Comment by jokoon

4 days ago

Does it require annotations or can it validate any c code?

It's odd that so many people promote rust, yet we don't even use static analysis and validators for c or C++.

How about enforcing coding standards automatically first, before switching to a new language?

5 comments

jokoon

Reply
haileys  4 days ago

Not sure what this post has to do with Rust, but people do use static analysis on C and C++. The problem is that C and C++ are so flexible that retrofitting static verification after the fact becomes quite difficult.

Rust restricts the shape of program you are able to write so that it's possible to statically guarantee memory safety.

> Does it require annotations or can it validate any c code?

If you had clicked through you would see that it requires annotations.

01HNNWZ0MV43FF  4 days ago

Today's experts are the novices of 40 years ago, and today's novices will be the experts in 40 years.

C and C++ don't require static analysis, and it's difficult to set up, and so most of us slide down the incentive gradient of using C / C++ without any helpers except CMake and gdb.

Rust requires it, so the noobies use it, so in 40 years the experts will accept it.

  • ranger_danger  4 days ago

    > it's difficult to set up

    Is it though? I've only ever had to run "scan-build make" for my projects and it spits out a full folder of HTML pages that details any static analysis issues, and I didn't have to change my build system at all.

    • jpc0  2 days ago

      For a company codebase maybe not but for solo projects yeah it can be, what exact options do you enable in clang tidy? Have they changed since the last version you used and now you need to change the config? Do you run cpp-check?

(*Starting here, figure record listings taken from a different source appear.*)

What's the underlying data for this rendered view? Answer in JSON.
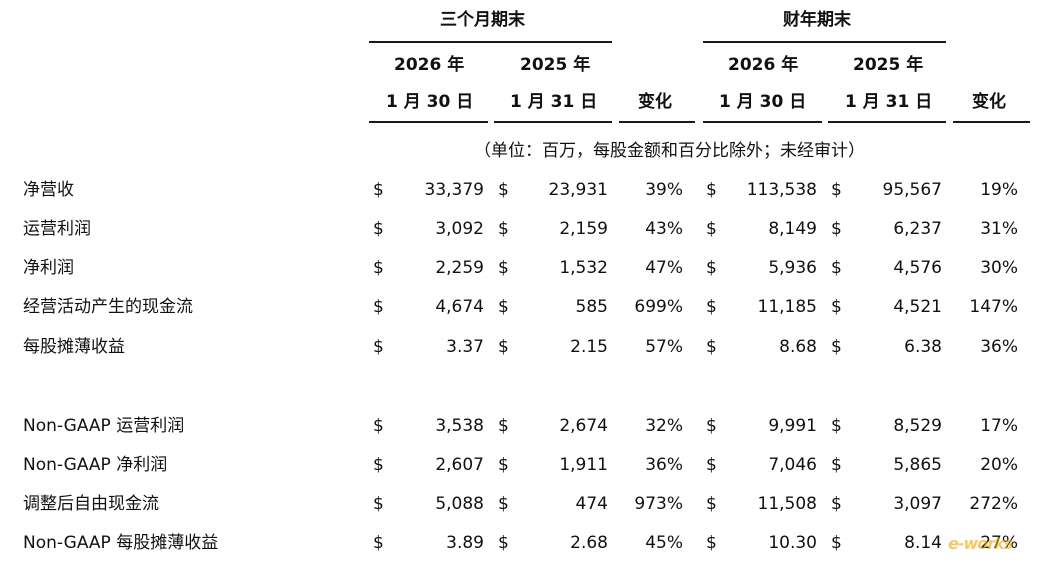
{
  "header": {
    "group1": "三个月期末",
    "group2": "财年期末",
    "col_year_a": "2026 年",
    "col_year_b": "2025 年",
    "col_date_a": "1 月 30 日",
    "col_date_b": "1 月 31 日",
    "change": "变化"
  },
  "unit_note": "（单位：百万，每股金额和百分比除外；未经审计）",
  "currency_symbol": "$",
  "rows": [
    {
      "label": "净营收",
      "q_2026": "33,379",
      "q_2025": "23,931",
      "q_change": "39%",
      "y_2026": "113,538",
      "y_2025": "95,567",
      "y_change": "19%"
    },
    {
      "label": "运营利润",
      "q_2026": "3,092",
      "q_2025": "2,159",
      "q_change": "43%",
      "y_2026": "8,149",
      "y_2025": "6,237",
      "y_change": "31%"
    },
    {
      "label": "净利润",
      "q_2026": "2,259",
      "q_2025": "1,532",
      "q_change": "47%",
      "y_2026": "5,936",
      "y_2025": "4,576",
      "y_change": "30%"
    },
    {
      "label": "经营活动产生的现金流",
      "q_2026": "4,674",
      "q_2025": "585",
      "q_change": "699%",
      "y_2026": "11,185",
      "y_2025": "4,521",
      "y_change": "147%"
    },
    {
      "label": "每股摊薄收益",
      "q_2026": "3.37",
      "q_2025": "2.15",
      "q_change": "57%",
      "y_2026": "8.68",
      "y_2025": "6.38",
      "y_change": "36%"
    },
    {
      "label": "Non-GAAP 运营利润",
      "q_2026": "3,538",
      "q_2025": "2,674",
      "q_change": "32%",
      "y_2026": "9,991",
      "y_2025": "8,529",
      "y_change": "17%"
    },
    {
      "label": "Non-GAAP 净利润",
      "q_2026": "2,607",
      "q_2025": "1,911",
      "q_change": "36%",
      "y_2026": "7,046",
      "y_2025": "5,865",
      "y_change": "20%"
    },
    {
      "label": "调整后自由现金流",
      "q_2026": "5,088",
      "q_2025": "474",
      "q_change": "973%",
      "y_2026": "11,508",
      "y_2025": "3,097",
      "y_change": "272%"
    },
    {
      "label": "Non-GAAP 每股摊薄收益",
      "q_2026": "3.89",
      "q_2025": "2.68",
      "q_change": "45%",
      "y_2026": "10.30",
      "y_2025": "8.14",
      "y_change": "27%"
    }
  ],
  "watermark": "e-works"
}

      This version of Qt has leaks on exit so you need to ignore them when running asan/valgrind etc...

      I agree it's not that hard and should be standard, same regarding enabling all warnings that are reasonable and enable warnings as errors.

RossBencina  4 days ago

> we don't even use static analysis and validators for c or C++

There is some use, how much I don't know. I guess it should be established best practice by now. Also run test suites with valgrind.

Historically many of the C/C++ static analyzers were proprietary. I haven't checked lately but I think Coverity was (is?) free for open source projects.